Ahead of a key conference on Montreal Protocol in Paris this month, he said India must change its position on HFCs and agree to start negotiations for a global phase down, not phase out, of the gas used in refrigerators and air conditions as a solution to Ozone Layer Depletion.
Jayanthi Natarajan was the environment minister in September last year, when the joint statement was signed. She was replaced in December by M Veerappa Moily.
Ramesh hoped the statement signed between Modi and Obama on the matter would "drop" India's "obstructionist stance" and that negotiations on HFCs would start soon.

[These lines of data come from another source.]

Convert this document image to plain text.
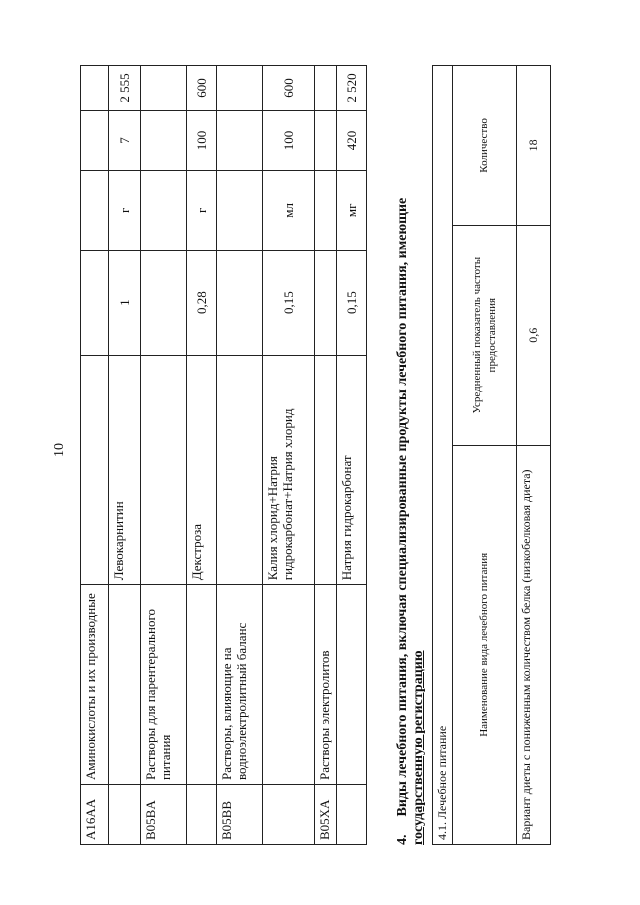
10
A16AA	Аминокислоты и их производные					
		Левокарнитин	1	г	7	2 555
B05BA	Растворы для парентерального питания					
		Декстроза	0,28	г	100	600
B05BB	Растворы, влияющие на водноэлектролитный баланс					
		Калия хлорид+Натрия гидрокарбонат+Натрия хлорид	0,15	мл	100	600
B05XA	Растворы электролитов					
		Натрия гидрокарбонат	0,15	мг	420	2 520
4.Виды лечебного питания, включая специализированные продукты лечебного питания, имеющие
государственную регистрацию 4.1. Лечебное питание		
Наименование вида лечебного питания	Усредненный показатель частоты предоставления	Количество
Вариант диеты с пониженным количеством белка (низкобелковая диета)	0,6	18
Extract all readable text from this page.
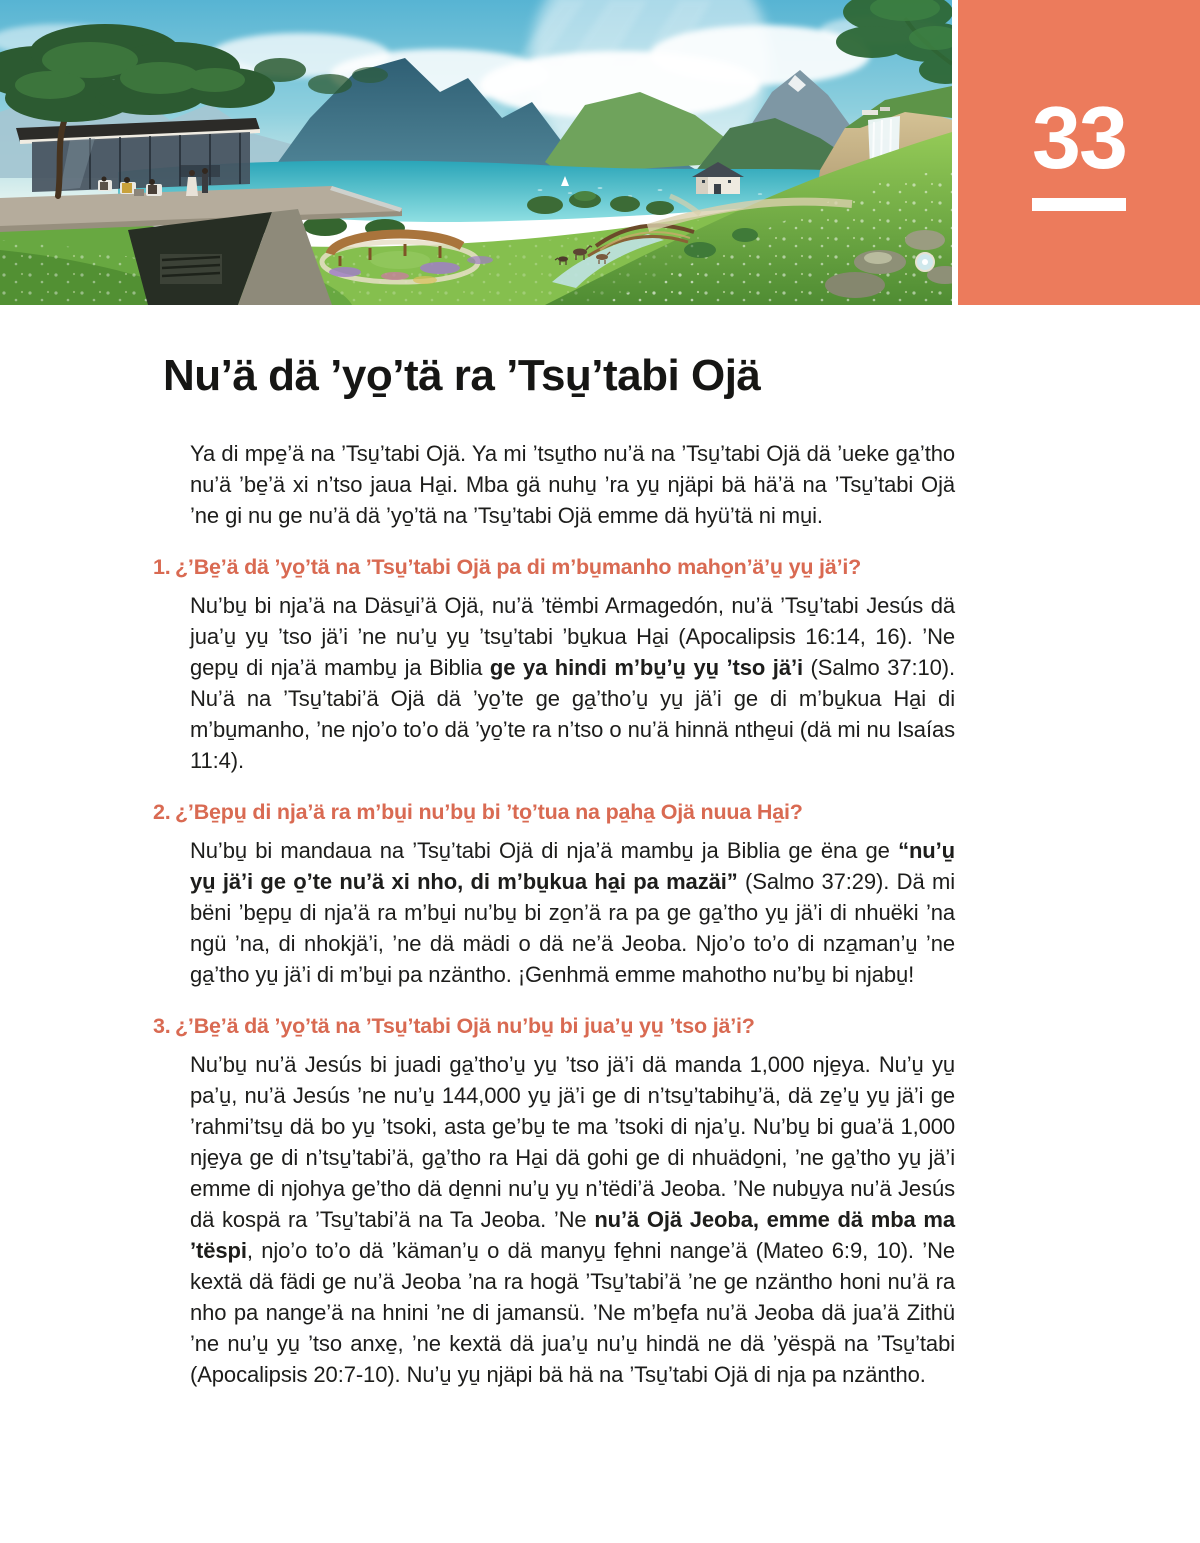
33
Nu’ä dä ’yo̱’tä ra ’Tsu̱’tabi Ojä

Ya di mpe̱’ä na ’Tsu̱’tabi Ojä. Ya mi ’tsu̱tho nu’ä na ’Tsu̱’tabi Ojä dä ’ueke ga̱’tho nu’ä ’be̱’ä xi n’tso jaua Ha̱i. Mba gä nuhu̱ ’ra yu̱ njäpi bä hä’ä na ’Tsu̱’tabi Ojä ’ne gi nu ge nu’ä dä ’yo̱’tä na ’Tsu̱’tabi Ojä emme dä hyü’tä ni mu̱i.

1. ¿’Be̱’ä dä ’yo̱’tä na ’Tsu̱’tabi Ojä pa di m’bu̱manho maho̱n’ä’u̱ yu̱ jä’i?

Nu’bu̱ bi nja’ä na Däsu̱i’ä Ojä, nu’ä ’tëmbi Armagedón, nu’ä ’Tsu̱’tabi Jesús dä jua’u̱ yu̱ ’tso jä’i ’ne nu’u̱ yu̱ ’tsu̱’tabi ’bu̱kua Ha̱i (Apocalipsis 16:14, 16). ’Ne gepu̱ di nja’ä mambu̱ ja Biblia ge ya hindi m’bu̱’u̱ yu̱ ’tso jä’i (Salmo 37:10). Nu’ä na ’Tsu̱’tabi’ä Ojä dä ’yo̱’te ge ga̱’tho’u̱ yu̱ jä’i ge di m’bu̱kua Ha̱i di m’bu̱manho, ’ne njo’o to’o dä ’yo̱’te ra n’tso o nu’ä hinnä nthe̱ui (dä mi nu Isaías 11:4).

2. ¿’Be̱pu̱ di nja’ä ra m’bu̱i nu’bu̱ bi ’to̱’tua na pa̱ha̱ Ojä nuua Ha̱i?

Nu’bu̱ bi mandaua na ’Tsu̱’tabi Ojä di nja’ä mambu̱ ja Biblia ge ëna ge “nu’u̱ yu̱ jä’i ge o̱’te nu’ä xi nho, di m’bu̱kua ha̱i pa mazäi” (Salmo 37:29). Dä mi bëni ’be̱pu̱ di nja’ä ra m’bu̱i nu’bu̱ bi zo̱n’ä ra pa ge ga̱’tho yu̱ jä’i di nhuëki ’na ngü ’na, di nhokjä’i, ’ne dä mädi o dä ne’ä Jeoba. Njo’o to’o di nza̱man’u̱ ’ne ga̱’tho yu̱ jä’i di m’bu̱i pa nzäntho. ¡Genhmä emme mahotho nu’bu̱ bi njabu̱!

3. ¿’Be̱’ä dä ’yo̱’tä na ’Tsu̱’tabi Ojä nu’bu̱ bi jua’u̱ yu̱ ’tso jä’i?

Nu’bu̱ nu’ä Jesús bi juadi ga̱’tho’u̱ yu̱ ’tso jä’i dä manda 1,000 nje̱ya. Nu’u̱ yu̱ pa’u̱, nu’ä Jesús ’ne nu’u̱ 144,000 yu̱ jä’i ge di n’tsu̱’tabihu̱’ä, dä ze̱’u̱ yu̱ jä’i ge ’rahmi’tsu̱ dä bo yu̱ ’tsoki, asta ge’bu̱ te ma ’tsoki di nja’u̱. Nu’bu̱ bi gua’ä 1,000 nje̱ya ge di n’tsu̱’tabi’ä, ga̱’tho ra Ha̱i dä gohi ge di nhuädo̱ni, ’ne ga̱’tho yu̱ jä’i emme di njohya ge’tho dä de̱nni nu’u̱ yu̱ n’tëdi’ä Jeoba. ’Ne nubu̱ya nu’ä Jesús dä kospä ra ’Tsu̱’tabi’ä na Ta Jeoba. ’Ne nu’ä Ojä Jeoba, emme dä mba ma ’tëspi, njo’o to’o dä ’käman’u̱ o dä manyu̱ fe̱hni nange’ä (Mateo 6:9, 10). ’Ne kextä dä fädi ge nu’ä Jeoba ’na ra hogä ’Tsu̱’tabi’ä ’ne ge nzäntho honi nu’ä ra nho pa nange’ä na hnini ’ne di jamansü. ’Ne m’be̱fa nu’ä Jeoba dä jua’ä Zithü ’ne nu’u̱ yu̱ ’tso anxe̱, ’ne kextä dä jua’u̱ nu’u̱ hindä ne dä ’yëspä na ’Tsu̱’tabi (Apocalipsis 20:7-10). Nu’u̱ yu̱ njäpi bä hä na ’Tsu̱’tabi Ojä di nja pa nzäntho.
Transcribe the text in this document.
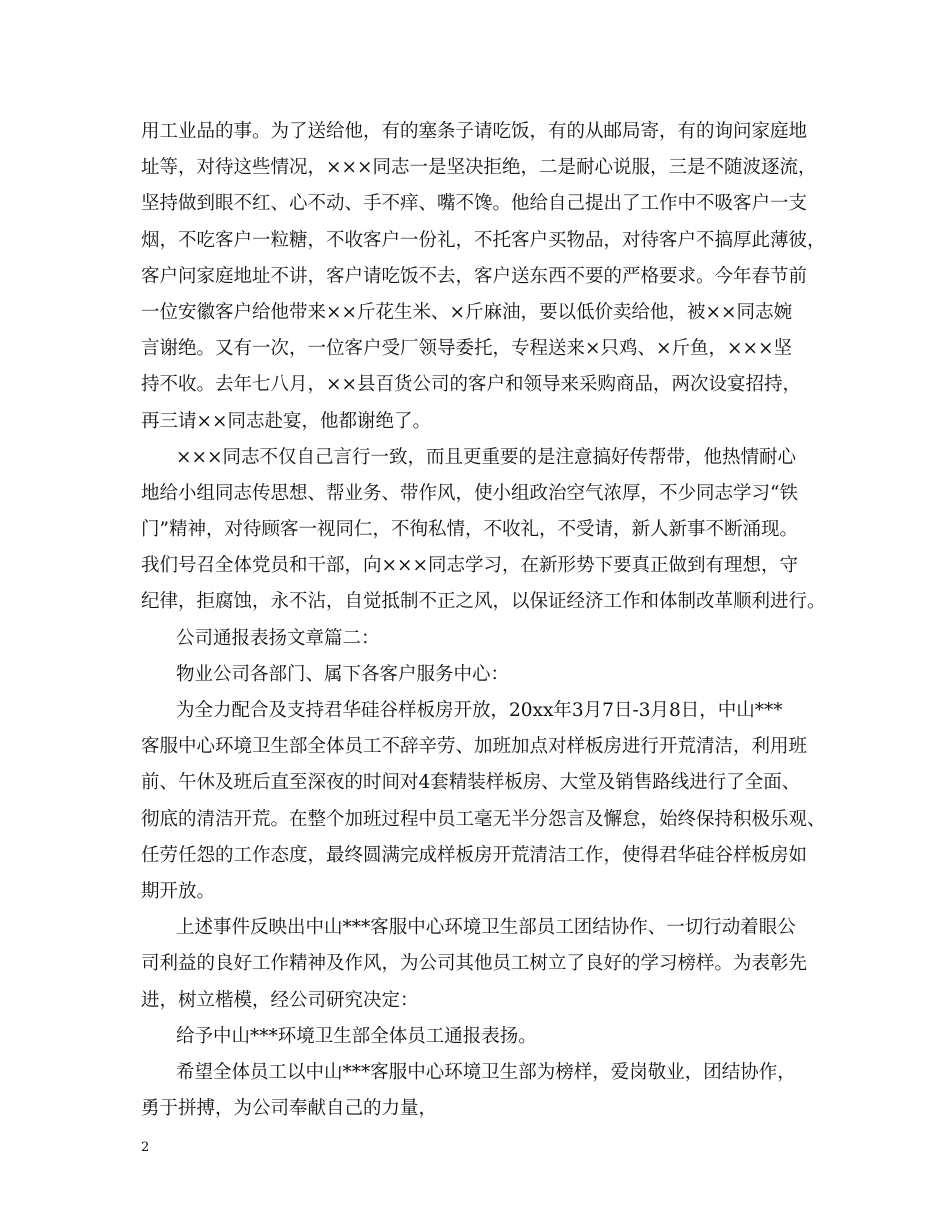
用工业品的事。为了送给他，有的塞条子请吃饭，有的从邮局寄，有的询问家庭地
址等，对待这些情况，×××同志一是坚决拒绝，二是耐心说服，三是不随波逐流，
坚持做到眼不红、心不动、手不痒、嘴不馋。他给自己提出了工作中不吸客户一支
烟，不吃客户一粒糖，不收客户一份礼，不托客户买物品，对待客户不搞厚此薄彼，
客户问家庭地址不讲，客户请吃饭不去，客户送东西不要的严格要求。今年春节前
一位安徽客户给他带来××斤花生米、×斤麻油，要以低价卖给他，被××同志婉
言谢绝。又有一次，一位客户受厂领导委托，专程送来×只鸡、×斤鱼，×××坚
持不收。去年七八月，××县百货公司的客户和领导来采购商品，两次设宴招持，
再三请××同志赴宴，他都谢绝了。
×××同志不仅自己言行一致，而且更重要的是注意搞好传帮带，他热情耐心
地给小组同志传思想、帮业务、带作风，使小组政治空气浓厚，不少同志学习“铁
门”精神，对待顾客一视同仁，不徇私情，不收礼，不受请，新人新事不断涌现。
我们号召全体党员和干部，向×××同志学习，在新形势下要真正做到有理想，守
纪律，拒腐蚀，永不沾，自觉抵制不正之风，以保证经济工作和体制改革顺利进行。
公司通报表扬文章篇二：
物业公司各部门、属下各客户服务中心：
为全力配合及支持君华硅谷样板房开放，20xx年3月7日-3月8日，中山***
客服中心环境卫生部全体员工不辞辛劳、加班加点对样板房进行开荒清洁，利用班
前、午休及班后直至深夜的时间对4套精装样板房、大堂及销售路线进行了全面、
彻底的清洁开荒。在整个加班过程中员工毫无半分怨言及懈怠，始终保持积极乐观、
任劳任怨的工作态度，最终圆满完成样板房开荒清洁工作，使得君华硅谷样板房如
期开放。
上述事件反映出中山***客服中心环境卫生部员工团结协作、一切行动着眼公
司利益的良好工作精神及作风，为公司其他员工树立了良好的学习榜样。为表彰先
进，树立楷模，经公司研究决定：
给予中山***环境卫生部全体员工通报表扬。
希望全体员工以中山***客服中心环境卫生部为榜样，爱岗敬业，团结协作，
勇于拼搏，为公司奉献自己的力量，
2
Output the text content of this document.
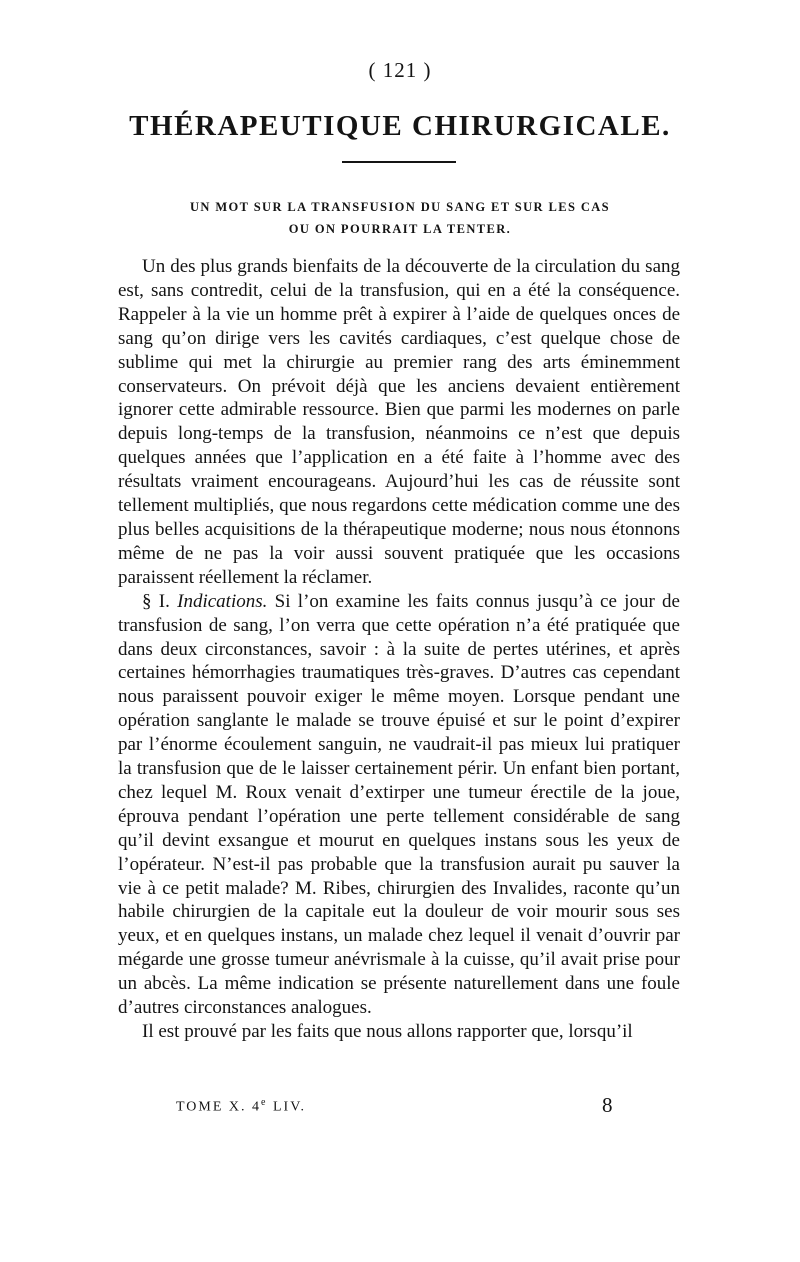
( 121 )
THÉRAPEUTIQUE CHIRURGICALE.
UN MOT SUR LA TRANSFUSION DU SANG ET SUR LES CAS
OU ON POURRAIT LA TENTER.

Un des plus grands bienfaits de la découverte de la circulation du sang est, sans contredit, celui de la transfusion, qui en a été la conséquence. Rappeler à la vie un homme prêt à expirer à l’aide de quelques onces de sang qu’on dirige vers les cavités cardiaques, c’est quelque chose de sublime qui met la chirurgie au premier rang des arts éminemment conservateurs. On prévoit déjà que les anciens devaient entièrement ignorer cette admirable ressource. Bien que parmi les modernes on parle depuis long-temps de la transfusion, néanmoins ce n’est que depuis quelques années que l’application en a été faite à l’homme avec des résultats vraiment encourageans. Aujourd’hui les cas de réussite sont tellement multipliés, que nous regardons cette médication comme une des plus belles acquisitions de la thérapeutique moderne; nous nous étonnons même de ne pas la voir aussi souvent pratiquée que les occasions paraissent réellement la réclamer.

§ I. Indications. Si l’on examine les faits connus jusqu’à ce jour de transfusion de sang, l’on verra que cette opération n’a été pratiquée que dans deux circonstances, savoir : à la suite de pertes utérines, et après certaines hémorrhagies traumatiques très-graves. D’autres cas cependant nous paraissent pouvoir exiger le même moyen. Lorsque pendant une opération sanglante le malade se trouve épuisé et sur le point d’expirer par l’énorme écoulement sanguin, ne vaudrait-il pas mieux lui pratiquer la transfusion que de le laisser certainement périr. Un enfant bien portant, chez lequel M. Roux venait d’extirper une tumeur érectile de la joue, éprouva pendant l’opération une perte tellement considérable de sang qu’il devint exsangue et mourut en quelques instans sous les yeux de l’opérateur. N’est-il pas probable que la transfusion aurait pu sauver la vie à ce petit malade? M. Ribes, chirurgien des Invalides, raconte qu’un habile chirurgien de la capitale eut la douleur de voir mourir sous ses yeux, et en quelques instans, un malade chez lequel il venait d’ouvrir par mégarde une grosse tumeur anévrismale à la cuisse, qu’il avait prise pour un abcès. La même indication se présente naturellement dans une foule d’autres circonstances analogues.

Il est prouvé par les faits que nous allons rapporter que, lorsqu’il

TOME X. 4e LIV.	8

India has been preventing a move to establish a "contact group" under the Montreal Protocol as it argues that alternative technologies to replace HFCs are expensive and their proprietary rights lie with American multinationals which hold patents to hydrofluoroolefins (HFOs) and are pushing it as a replacement to HFCs.
"India must agree to a contact group under the Montreal Protocol for a phase down of HFCs... Last year, China agreed. Now India must agree... We have to do something urgently on HFCs. It is a low-hanging fruit," he said.